Justice Scalia: Don't you have to show imminent harm? When is the predicted cataclysm?

Answer: The harm is already occurring. It plays out continuously over time. Once greenhouse gases are emitted, the laws of physics take over so our harm is imminent in the sense that lighting the fuse on a bomb is imminent harm.

Scalia pointed to the fact that this case involves a challenge to the EPA's failure to regulate carbon emissions from automobiles and only 6 percent of global warming emissions come from U.S. cars. Justice Alito followed up, suggesting that regulating that 6 percent wouldn't amount to much.

Answer: Another 20 percent of carbon emissions come from power plants and we have another case on that awaiting the outcome of this case. Moreover, any reduction in carbon emissions would mean we would lose less coastline.

Chief Justice Roberts: Not necessarily. It would depend on what China and other economically developing countries do.

Answer: No matter what other countries do, reducing U.S. emissions would reduce the harm we would otherwise suffer. I want to emphasize, said the state's Mr. Milkey, that the dramatic rise in ocean levels means that New York could lose thousands of acres of its sovereign territory by the Year 2020.

He went on to argue that just because this administration thinks that the requirements of the Clean Air Act are bad policy, doesn't mean that it's free to ignore the law.

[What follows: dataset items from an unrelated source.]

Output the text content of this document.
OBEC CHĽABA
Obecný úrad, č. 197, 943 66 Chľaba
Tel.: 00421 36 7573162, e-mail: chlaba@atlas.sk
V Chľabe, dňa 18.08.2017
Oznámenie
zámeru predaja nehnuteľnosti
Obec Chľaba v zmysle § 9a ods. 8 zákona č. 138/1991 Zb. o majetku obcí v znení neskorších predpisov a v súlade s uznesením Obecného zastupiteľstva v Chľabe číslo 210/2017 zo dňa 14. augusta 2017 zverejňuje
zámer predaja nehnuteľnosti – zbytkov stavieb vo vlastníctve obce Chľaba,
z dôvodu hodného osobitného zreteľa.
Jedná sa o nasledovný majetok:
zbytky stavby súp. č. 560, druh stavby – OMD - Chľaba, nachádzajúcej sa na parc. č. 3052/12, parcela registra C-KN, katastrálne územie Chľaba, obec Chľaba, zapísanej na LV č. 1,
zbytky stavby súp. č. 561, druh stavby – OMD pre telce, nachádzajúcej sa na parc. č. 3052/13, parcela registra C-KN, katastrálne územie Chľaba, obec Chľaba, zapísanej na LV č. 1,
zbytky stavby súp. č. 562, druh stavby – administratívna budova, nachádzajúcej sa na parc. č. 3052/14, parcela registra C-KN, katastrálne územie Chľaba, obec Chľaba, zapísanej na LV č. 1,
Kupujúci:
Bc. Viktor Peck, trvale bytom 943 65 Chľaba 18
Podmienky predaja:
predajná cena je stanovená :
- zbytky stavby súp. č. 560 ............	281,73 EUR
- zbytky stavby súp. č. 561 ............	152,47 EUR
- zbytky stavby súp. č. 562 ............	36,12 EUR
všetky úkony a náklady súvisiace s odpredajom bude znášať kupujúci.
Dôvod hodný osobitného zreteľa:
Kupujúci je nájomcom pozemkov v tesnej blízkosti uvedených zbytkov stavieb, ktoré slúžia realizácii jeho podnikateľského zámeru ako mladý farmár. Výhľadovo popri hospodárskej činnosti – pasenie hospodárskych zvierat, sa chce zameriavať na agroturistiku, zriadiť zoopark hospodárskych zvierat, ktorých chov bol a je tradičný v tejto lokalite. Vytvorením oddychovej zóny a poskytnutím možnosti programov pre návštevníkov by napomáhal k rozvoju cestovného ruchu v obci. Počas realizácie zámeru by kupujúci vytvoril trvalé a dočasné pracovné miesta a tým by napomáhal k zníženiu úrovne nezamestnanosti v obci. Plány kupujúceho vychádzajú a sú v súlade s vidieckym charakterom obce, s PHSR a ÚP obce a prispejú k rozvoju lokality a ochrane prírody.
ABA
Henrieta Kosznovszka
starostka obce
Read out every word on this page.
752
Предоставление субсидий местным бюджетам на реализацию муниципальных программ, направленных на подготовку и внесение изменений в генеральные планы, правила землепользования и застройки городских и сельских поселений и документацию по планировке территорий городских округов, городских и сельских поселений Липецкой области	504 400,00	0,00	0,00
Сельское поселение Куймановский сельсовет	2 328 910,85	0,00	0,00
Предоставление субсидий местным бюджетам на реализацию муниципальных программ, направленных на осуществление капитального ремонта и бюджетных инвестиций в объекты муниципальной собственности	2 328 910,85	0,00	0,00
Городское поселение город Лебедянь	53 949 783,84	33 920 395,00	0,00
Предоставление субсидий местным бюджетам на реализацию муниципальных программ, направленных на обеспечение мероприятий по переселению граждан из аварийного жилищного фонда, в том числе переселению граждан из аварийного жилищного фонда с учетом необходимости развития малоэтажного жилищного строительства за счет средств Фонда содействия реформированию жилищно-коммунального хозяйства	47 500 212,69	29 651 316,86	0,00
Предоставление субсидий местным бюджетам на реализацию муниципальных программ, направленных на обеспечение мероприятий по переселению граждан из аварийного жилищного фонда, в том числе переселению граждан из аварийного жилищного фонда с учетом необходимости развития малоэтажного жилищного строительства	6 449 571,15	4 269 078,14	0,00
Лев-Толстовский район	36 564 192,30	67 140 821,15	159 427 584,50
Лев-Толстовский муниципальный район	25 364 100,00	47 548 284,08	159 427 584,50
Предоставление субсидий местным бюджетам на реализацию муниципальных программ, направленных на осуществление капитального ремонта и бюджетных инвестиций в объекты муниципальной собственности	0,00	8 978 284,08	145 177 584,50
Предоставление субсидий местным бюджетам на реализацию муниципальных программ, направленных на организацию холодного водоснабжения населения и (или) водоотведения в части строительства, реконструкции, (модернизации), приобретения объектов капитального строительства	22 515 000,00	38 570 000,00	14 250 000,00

Representing the Bush administration, Deputy Solicitor General Greg Garre got a pounding from a different tag team of justices.

Justice Stevens observed that the administration in contending that there wasn't enough evidence on what causes global warming had selectively edited quotes from the government's key scientific report. The scientists who worked on that report, he noted, have filed a brief indicating there is far more certainty than the administration claims.

Justice Souter took on the question of whether the states have shown enough injury to go to court. They don't have to show regulations would stop global warming altogether, he said. Their point is that it would reduce the degree of global warming and there would be some reduction in the damage to their states. Isn't that fair?

Answer: No. I don't think it's fair. This is an extraordinarily complex area of science.

Justice Breyer: Well, suppose it's not greenhouse gases. Suppose it's Agent Orange and I say, you know, I think that Agent Orange being sprayed from a car is going to kill me with cancer. And the reply is, we have some scientists who say your chance of dying is only 1 in 30, or 1 in 1,000, and therefore you have no right to go to court to make the EPA regulate this pollutant.

Answer: That is fundamentally different because climate change is a global phenomenon.

Earlier in today's argument there was a supremely candid moment when Justice Scalia was questioning the Massachusetts Assistant Attorney General. Scalia pointed to the government's assertion that carbon dioxide is not a pollutant but, said Scalia, you say it is once it goes up into the stratosphere and contributes to global warming.

Answer: Respectfully, your Honor, it's not the stratosphere. It's the troposphere, from the ground up to nine miles above.

Whatever, replied Scalia. I'm not a scientist. That's why I don't want to have to deal with global warming, to tell you the truth.

On that question, whether the Court should be involved at all, the Supreme Court seemed closely divided, with Justice Anthony Kennedy the likely swing vote.

Nina Totenberg, NPR News, Washington.